The basic step in zydeco takes 8 beats and consists of two mirrored parts 4 beats each. The step pattern is often memorized as "SPSS SPSS", "S" is for "step", "P" is for pause. In the most basic form, there are no steps at all, only weight shifting from one foot to another. The leader starts with weight on his right ("R") foot, the left ("L") one is without weight about one foot sideways. (The right foot of both partners points between the feet of the opposite partner, knees are slightly bent ("softened").) On count "1" the leader transfers his weight on the left foot, followed by pause, then the weight is transferred on the right foot and back on the left one. The same repeats in the opposite direction: right-pause-left-right. Sometimes this step pattern is memorized as "LLRL RRLR", indicating the standing foot for each beat of the music.

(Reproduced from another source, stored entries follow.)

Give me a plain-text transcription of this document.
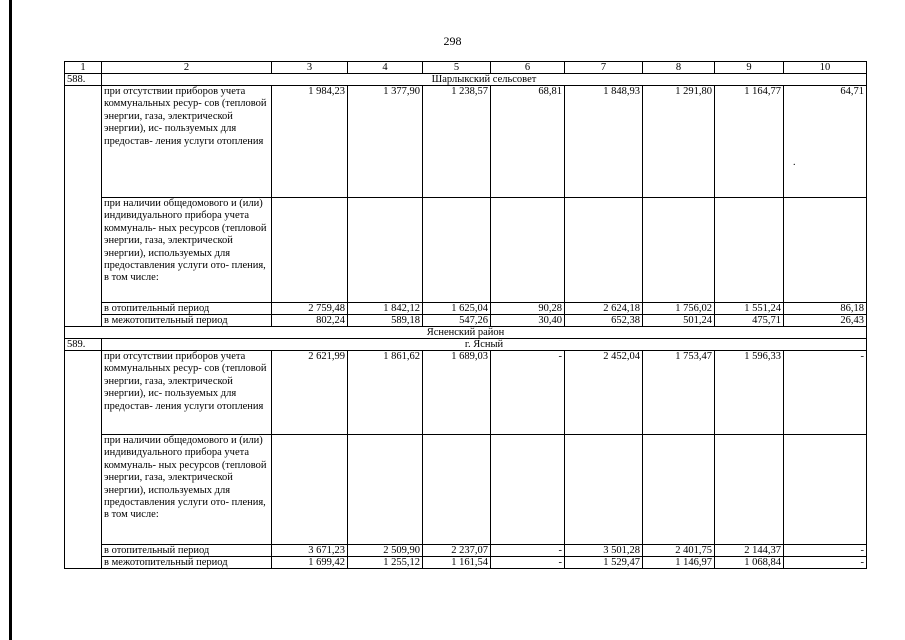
298
.
1	2	3	4	5	6	7	8	9	10
588.	Шарлыкский сельсовет								
	при отсутствии приборов учета коммунальных ресур- сов (тепловой энергии, газа, электрической энергии), ис- пользуемых для предостав- ления услуги отопления	1 984,23	1 377,90	1 238,57	68,81	1 848,93	1 291,80	1 164,77	64,71
	при наличии общедомового и (или) индивидуального прибора учета коммуналь- ных ресурсов (тепловой энергии, газа, электрической энергии), используемых для предоставления услуги ото- пления, в том числе:								
	в отопительный период	2 759,48	1 842,12	1 625,04	90,28	2 624,18	1 756,02	1 551,24	86,18
	в межотопительный период	802,24	589,18	547,26	30,40	652,38	501,24	475,71	26,43
Ясненский район									
589.	г. Ясный								
	при отсутствии приборов учета коммунальных ресур- сов (тепловой энергии, газа, электрической энергии), ис- пользуемых для предостав- ления услуги отопления	2 621,99	1 861,62	1 689,03	-	2 452,04	1 753,47	1 596,33	-
	при наличии общедомового и (или) индивидуального прибора учета коммуналь- ных ресурсов (тепловой энергии, газа, электрической энергии), используемых для предоставления услуги ото- пления, в том числе:								
	в отопительный период	3 671,23	2 509,90	2 237,07	-	3 501,28	2 401,75	2 144,37	-
	в межотопительный период	1 699,42	1 255,12	1 161,54	-	1 529,47	1 146,97	1 068,84	-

After mastering the basic rhythm, one may replace simple weight transfers by very small steps to shuffle in place or just a little sideways or the couple may rotate in either direction, usually in the clockwise direction.
Finally, the lively zydeco music with its accented 2nd (and 6th) beats will force you to do something rather than simply "pause" on counts 2 and 6. Usual "fill-ins" are kicks, toe or heel taps, flicks, brush, etc. with the free (unweighted) foot or a little twist on the weighted foot. These actions are commonly known as "eat-a-beat".